San Diego’s Balboa Park was the site for the 1915-16 Panama California Exposition. The two-year event celebrated the opening of the Panama Canal and specifically San Diego as the first port of call for westbound ships using the canal. The exposition featured a row of cages with living wild animals, mostly from the Americas but also including an African lion. Toward the end of the event’s run, no one knew what to do with the animals.

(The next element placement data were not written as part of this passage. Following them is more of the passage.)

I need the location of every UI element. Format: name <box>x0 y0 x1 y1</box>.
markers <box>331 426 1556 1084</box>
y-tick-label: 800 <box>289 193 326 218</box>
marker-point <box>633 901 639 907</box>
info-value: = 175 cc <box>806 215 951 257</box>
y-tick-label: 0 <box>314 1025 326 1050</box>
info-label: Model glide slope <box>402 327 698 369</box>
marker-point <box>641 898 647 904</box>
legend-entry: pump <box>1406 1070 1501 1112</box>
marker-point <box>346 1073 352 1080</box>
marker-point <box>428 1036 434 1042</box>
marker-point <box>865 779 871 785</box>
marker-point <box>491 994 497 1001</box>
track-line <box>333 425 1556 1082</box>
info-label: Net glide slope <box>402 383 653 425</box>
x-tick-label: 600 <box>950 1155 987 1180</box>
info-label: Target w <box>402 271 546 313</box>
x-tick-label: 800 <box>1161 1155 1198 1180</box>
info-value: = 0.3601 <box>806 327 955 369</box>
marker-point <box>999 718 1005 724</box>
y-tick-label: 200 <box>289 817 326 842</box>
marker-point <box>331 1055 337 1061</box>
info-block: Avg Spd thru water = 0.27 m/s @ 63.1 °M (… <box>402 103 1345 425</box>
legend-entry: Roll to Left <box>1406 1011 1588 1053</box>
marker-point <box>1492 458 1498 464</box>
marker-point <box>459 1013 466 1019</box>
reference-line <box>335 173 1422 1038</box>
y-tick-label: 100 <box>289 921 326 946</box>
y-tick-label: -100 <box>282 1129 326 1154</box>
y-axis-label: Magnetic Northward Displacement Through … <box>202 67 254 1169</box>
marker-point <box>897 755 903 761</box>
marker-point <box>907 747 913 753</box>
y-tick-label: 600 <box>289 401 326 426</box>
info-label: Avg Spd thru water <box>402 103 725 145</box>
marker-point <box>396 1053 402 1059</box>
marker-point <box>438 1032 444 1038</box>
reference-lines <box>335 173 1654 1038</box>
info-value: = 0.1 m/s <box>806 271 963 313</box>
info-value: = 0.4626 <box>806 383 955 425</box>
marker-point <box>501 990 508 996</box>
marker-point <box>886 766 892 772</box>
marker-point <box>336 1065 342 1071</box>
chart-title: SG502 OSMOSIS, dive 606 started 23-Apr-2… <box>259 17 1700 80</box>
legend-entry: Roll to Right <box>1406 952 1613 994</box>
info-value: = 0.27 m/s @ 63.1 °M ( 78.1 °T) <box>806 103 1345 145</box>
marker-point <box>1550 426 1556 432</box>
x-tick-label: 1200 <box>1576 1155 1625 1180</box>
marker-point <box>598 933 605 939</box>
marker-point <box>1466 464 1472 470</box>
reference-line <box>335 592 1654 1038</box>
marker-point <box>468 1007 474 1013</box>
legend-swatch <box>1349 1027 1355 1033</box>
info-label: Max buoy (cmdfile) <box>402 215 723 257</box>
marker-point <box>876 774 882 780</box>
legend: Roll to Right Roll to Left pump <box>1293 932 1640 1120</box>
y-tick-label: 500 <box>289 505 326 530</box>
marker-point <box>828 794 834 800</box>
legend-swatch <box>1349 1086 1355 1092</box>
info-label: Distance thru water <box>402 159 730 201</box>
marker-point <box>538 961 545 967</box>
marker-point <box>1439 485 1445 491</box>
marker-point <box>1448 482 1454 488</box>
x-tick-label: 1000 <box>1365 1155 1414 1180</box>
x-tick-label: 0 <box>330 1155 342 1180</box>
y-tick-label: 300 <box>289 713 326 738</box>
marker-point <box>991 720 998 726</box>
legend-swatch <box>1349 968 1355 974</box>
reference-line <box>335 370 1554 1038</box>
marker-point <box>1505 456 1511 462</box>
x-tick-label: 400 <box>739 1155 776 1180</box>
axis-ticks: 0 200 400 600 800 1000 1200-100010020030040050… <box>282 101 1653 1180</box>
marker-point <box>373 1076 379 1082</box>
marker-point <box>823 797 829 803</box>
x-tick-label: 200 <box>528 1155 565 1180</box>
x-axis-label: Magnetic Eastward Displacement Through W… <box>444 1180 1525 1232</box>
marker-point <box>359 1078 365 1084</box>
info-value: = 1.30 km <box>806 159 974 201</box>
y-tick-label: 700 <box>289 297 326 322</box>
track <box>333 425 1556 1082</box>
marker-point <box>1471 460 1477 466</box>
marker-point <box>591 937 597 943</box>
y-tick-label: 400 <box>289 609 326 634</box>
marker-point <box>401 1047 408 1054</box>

But Dr. Harry Wegeforth had an idea. As he and his brother were driving by the exposition site, they heard the lion roar. Wegeforth said to his brother, “Wouldn’t it be splendid if San Diego had a zoo? You know ….I think I’ll start one.” So, he called a meeting with his brother and three other leading citizens on October 2, 1916, and formed the San Diego Zoological Society. Within a few months, they were incorporated and took possession of the row of cages and their inhabitants. True to Wegeforth’s vision, San Diego now had a zoo!
It wasn’t much at first, just an unfenced row of cages along a Balboa Park pathway. Harry Wegeforth’s determination to make it a success was about all it had going for it. He waged an unrelenting campaign to secure land from the city and funding from anyone who would contribute. The zoo scraped by on private gifts (Ellen Scripps, patron of many San Diego institutions, was a regular donor), leftover food from stores and restaurants, and animals brought to the city by sailors returning from their voyages. One of their first big animals was a Kodiak brown bear that had been a ship’s pet but outgrew its welcome. When presented the bear at the dock, Wegeforth needed a plan to get it to the zoo. With no alternatives, he put the bear on a leash, sat it in the front seat of his car and drove it to the zoo, to the amazement of all he passed (he later rode an Asian elephant from the train to the zoo, again startling San Diego’s citizens). The same year saw the birth of three lion cubs
Within a year, the local newspaper called the zoo “the largest and finest collection of animals on the Pacific Coast.” It was gaining popularity and visitation, and the city gave the zoo about a hundred acres as a permanent home in the park. Wegeforth hired a new administrative manager for the zoo in 1925, Belle Benchley. She quickly rose in his esteem and was soon made the zoo’s executive director so Wegeforth could go back to practicing medicine. She kept the job for 26 years . Benchley was an organizational whiz, but also had an instinctive connection to the animals. “She described herself as housekeeper, dietitian, consulting physician, and homemaker to an adopted family of animals.”